Oat ‘milk’ gets high marks

It’s now the fastest-growing dairy alternative in the U.S.

A University of Oxford study says oat milk is a “guilt-free option.”

If you’re a dairy producer, you won’t think much of the alternative “milks” reviewed in a recent article in the U.K.’s The Guardian. But if you grow oats, you might be a bit less rankled.

The article claims dairy milk is an environmental “disaster” and quotes a University of Oxford study which says it results in almost three times more greenhouse gas emissions than any plant-based milk and consumes nine times more land than any of the alternatives.

But many of them also get the environmental thumbs down. Coconut is one. The article cites a New York Times investigation that says between 2007 to 2014 rainforests in Indonesia were clearcut by three acres every minute to make way for coconut palm trees.

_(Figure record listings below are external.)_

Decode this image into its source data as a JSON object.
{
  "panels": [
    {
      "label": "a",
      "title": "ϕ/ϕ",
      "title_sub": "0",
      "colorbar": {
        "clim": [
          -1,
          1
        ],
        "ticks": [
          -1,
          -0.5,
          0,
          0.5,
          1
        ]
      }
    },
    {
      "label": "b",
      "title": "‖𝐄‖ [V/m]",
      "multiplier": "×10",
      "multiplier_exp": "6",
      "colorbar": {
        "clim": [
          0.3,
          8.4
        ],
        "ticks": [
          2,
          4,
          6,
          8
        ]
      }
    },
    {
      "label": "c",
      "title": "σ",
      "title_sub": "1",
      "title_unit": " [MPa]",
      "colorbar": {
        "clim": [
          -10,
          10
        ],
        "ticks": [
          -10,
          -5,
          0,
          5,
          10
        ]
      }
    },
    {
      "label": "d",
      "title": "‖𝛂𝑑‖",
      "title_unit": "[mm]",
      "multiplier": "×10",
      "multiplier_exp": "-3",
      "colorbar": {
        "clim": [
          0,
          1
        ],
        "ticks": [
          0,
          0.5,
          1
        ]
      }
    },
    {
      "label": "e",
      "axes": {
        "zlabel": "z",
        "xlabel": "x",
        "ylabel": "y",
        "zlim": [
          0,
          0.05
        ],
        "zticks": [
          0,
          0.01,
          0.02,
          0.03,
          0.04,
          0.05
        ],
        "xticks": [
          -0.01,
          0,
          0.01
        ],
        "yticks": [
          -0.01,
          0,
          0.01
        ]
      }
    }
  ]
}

Almonds are called the greatest water user next to dairy, and criticized for the high mortality rate on bees used for pollination. Rice is labelled as another water hog, and bacteria breeding in rice paddies are cited as a source of greenhouse gas from methane.

Hazelnuts get a passing grade for lower water consumption and because they don’t need bees for pollination, and hemp and flax get credit as niche crops which are “more environmentally friendly compared with a monoculture operation.”

Soybean milk gets praise for its nutritional quality, but the article notes that the crop used for its main purpose of feeding livestock has led to massive burning of the Amazon rainforest.

The article says that according to the Oxford study, the winner is “the unassuming oat.”

“Oats are grown in cooler climates such as the northern U.S. and Canada, and are therefore not associated with deforestation in developing countries. The only drawback with this trendy and guilt-free option is that most oats come from mass-produced, monoculture operations where they are sprayed with the Roundup pesticide right before harvest.”

According to Bloomberg Business, retail sales of oat milk in the U.S. soared from $4.4 million in 2017 to $29 million in 2019, surpassing almond milk as the fastest-growing dairy alternative.